A Case for Breadcrumbs?

Jakob Nielsen is pounding on another of his long-time favorites: Breadcrumb Navigation . I’ve had mixed feelings for a long time on whether breadcrumbs were worth the space in the prime real estate they typically consume, for something that is patently secondary navigation. But as I watch our users interact with them… they’re gaining my grudging respect.

As Nielsen notes, breadcrumbs really don’t take up that much space, even if it is prime real estate. So even a small amount of use can result in a large amount of benefit per cost in space. And they are an easy way to deliver consistency across a site or web application. No matter what other busy-ness is going on, the breadcrumbs provide a visual and conceptual anchor for where I am.

And as he says, breadcrumbs themselves are pretty standard across sites:

It’s exactly because of breadcrumbs’ modest nature that people are becoming accustomed to them. There aren’t too many ways to mess up breadcrumbs in a design. No fancy stuff, just a line of textual links.

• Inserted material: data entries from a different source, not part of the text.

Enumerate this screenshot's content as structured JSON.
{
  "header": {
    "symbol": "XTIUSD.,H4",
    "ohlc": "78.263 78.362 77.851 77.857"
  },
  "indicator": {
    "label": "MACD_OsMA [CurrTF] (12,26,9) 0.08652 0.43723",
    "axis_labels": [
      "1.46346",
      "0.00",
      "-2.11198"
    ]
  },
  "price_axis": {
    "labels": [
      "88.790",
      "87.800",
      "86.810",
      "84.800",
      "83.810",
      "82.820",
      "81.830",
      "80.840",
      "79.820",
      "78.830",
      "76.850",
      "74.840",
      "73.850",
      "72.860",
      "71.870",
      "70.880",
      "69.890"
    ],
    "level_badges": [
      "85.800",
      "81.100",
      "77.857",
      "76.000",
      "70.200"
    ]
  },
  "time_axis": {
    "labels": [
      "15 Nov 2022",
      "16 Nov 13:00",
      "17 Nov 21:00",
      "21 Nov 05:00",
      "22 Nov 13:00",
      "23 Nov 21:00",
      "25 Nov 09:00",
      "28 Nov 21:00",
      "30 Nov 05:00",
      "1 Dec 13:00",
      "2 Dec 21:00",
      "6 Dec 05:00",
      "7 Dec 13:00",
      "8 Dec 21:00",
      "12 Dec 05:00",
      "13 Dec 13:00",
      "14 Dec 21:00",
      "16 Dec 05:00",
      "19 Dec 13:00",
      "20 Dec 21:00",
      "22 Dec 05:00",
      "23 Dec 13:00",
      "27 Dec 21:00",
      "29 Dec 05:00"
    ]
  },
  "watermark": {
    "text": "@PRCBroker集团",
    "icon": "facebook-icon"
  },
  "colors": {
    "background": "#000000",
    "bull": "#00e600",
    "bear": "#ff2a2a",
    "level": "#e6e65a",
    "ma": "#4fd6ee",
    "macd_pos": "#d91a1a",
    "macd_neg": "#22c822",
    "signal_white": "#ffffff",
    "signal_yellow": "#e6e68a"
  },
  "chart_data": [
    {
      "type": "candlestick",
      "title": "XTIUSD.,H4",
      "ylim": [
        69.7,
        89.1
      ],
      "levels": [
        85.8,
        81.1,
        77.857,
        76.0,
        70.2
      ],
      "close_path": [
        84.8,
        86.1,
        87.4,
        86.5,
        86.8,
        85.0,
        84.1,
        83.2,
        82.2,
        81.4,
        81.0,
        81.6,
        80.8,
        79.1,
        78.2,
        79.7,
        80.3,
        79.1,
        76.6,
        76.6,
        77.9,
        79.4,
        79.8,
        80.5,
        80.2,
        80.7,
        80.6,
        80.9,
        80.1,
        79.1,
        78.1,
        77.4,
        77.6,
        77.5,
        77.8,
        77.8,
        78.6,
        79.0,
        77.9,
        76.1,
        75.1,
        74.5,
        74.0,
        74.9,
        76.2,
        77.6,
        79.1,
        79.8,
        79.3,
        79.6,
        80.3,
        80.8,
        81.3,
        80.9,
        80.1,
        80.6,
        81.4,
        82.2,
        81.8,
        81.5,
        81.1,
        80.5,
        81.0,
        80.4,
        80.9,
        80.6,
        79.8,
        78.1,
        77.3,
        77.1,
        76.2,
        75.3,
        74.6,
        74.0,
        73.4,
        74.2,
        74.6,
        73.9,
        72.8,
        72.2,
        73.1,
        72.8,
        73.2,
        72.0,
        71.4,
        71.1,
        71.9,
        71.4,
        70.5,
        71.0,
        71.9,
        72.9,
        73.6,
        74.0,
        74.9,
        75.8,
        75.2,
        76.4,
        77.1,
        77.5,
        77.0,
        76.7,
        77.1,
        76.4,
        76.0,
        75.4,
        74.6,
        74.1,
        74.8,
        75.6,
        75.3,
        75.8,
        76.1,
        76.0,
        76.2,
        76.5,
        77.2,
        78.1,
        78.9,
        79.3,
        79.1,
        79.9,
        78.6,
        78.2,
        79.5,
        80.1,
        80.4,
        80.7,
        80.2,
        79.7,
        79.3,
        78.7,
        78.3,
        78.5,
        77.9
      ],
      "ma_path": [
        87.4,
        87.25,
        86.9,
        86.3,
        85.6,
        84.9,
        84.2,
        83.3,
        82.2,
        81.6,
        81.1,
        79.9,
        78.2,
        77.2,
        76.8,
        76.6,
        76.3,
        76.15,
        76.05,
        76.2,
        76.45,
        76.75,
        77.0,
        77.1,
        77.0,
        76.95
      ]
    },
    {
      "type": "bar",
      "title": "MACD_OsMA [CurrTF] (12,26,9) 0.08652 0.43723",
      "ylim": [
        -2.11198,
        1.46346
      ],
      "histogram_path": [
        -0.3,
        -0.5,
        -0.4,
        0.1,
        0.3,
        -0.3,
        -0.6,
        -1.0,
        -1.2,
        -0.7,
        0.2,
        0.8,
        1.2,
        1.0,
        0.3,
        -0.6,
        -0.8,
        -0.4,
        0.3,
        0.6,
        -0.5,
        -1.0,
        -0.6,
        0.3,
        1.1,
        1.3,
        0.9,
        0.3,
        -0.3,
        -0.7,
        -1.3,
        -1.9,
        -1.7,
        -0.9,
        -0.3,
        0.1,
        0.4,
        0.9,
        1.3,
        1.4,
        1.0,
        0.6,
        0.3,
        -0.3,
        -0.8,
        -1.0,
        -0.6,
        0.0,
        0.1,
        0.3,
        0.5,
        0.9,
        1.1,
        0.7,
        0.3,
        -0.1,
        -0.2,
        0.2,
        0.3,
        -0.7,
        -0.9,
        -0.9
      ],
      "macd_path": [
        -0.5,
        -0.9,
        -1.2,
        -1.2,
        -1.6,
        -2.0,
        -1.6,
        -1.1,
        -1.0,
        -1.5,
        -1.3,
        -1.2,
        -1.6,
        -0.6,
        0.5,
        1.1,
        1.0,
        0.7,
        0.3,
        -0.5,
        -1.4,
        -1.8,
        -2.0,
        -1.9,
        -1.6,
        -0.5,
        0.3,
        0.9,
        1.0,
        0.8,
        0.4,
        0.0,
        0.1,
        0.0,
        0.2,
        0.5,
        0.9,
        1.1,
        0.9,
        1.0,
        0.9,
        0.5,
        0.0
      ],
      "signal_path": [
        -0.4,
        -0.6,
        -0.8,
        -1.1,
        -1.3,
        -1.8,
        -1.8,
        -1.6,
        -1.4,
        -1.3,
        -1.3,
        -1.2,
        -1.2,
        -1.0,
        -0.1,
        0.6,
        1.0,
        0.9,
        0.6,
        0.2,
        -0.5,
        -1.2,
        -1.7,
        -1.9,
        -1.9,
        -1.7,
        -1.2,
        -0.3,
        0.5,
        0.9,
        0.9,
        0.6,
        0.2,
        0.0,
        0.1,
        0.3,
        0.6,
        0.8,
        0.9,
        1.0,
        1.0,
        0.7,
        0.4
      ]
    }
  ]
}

Breadcrumbs are almost always implemented the same way, with a horizontal line that progresses from the highest level to the lowest, one step at a time; starts with the homepage and ends with the current page; has a simple text link for each level …; and has a simple, one-character separator between the levels (usually ”>”).

So, I think I’m going to cut breadcrumbs some slack. Implemented well, they can help and are unlikely to do harm.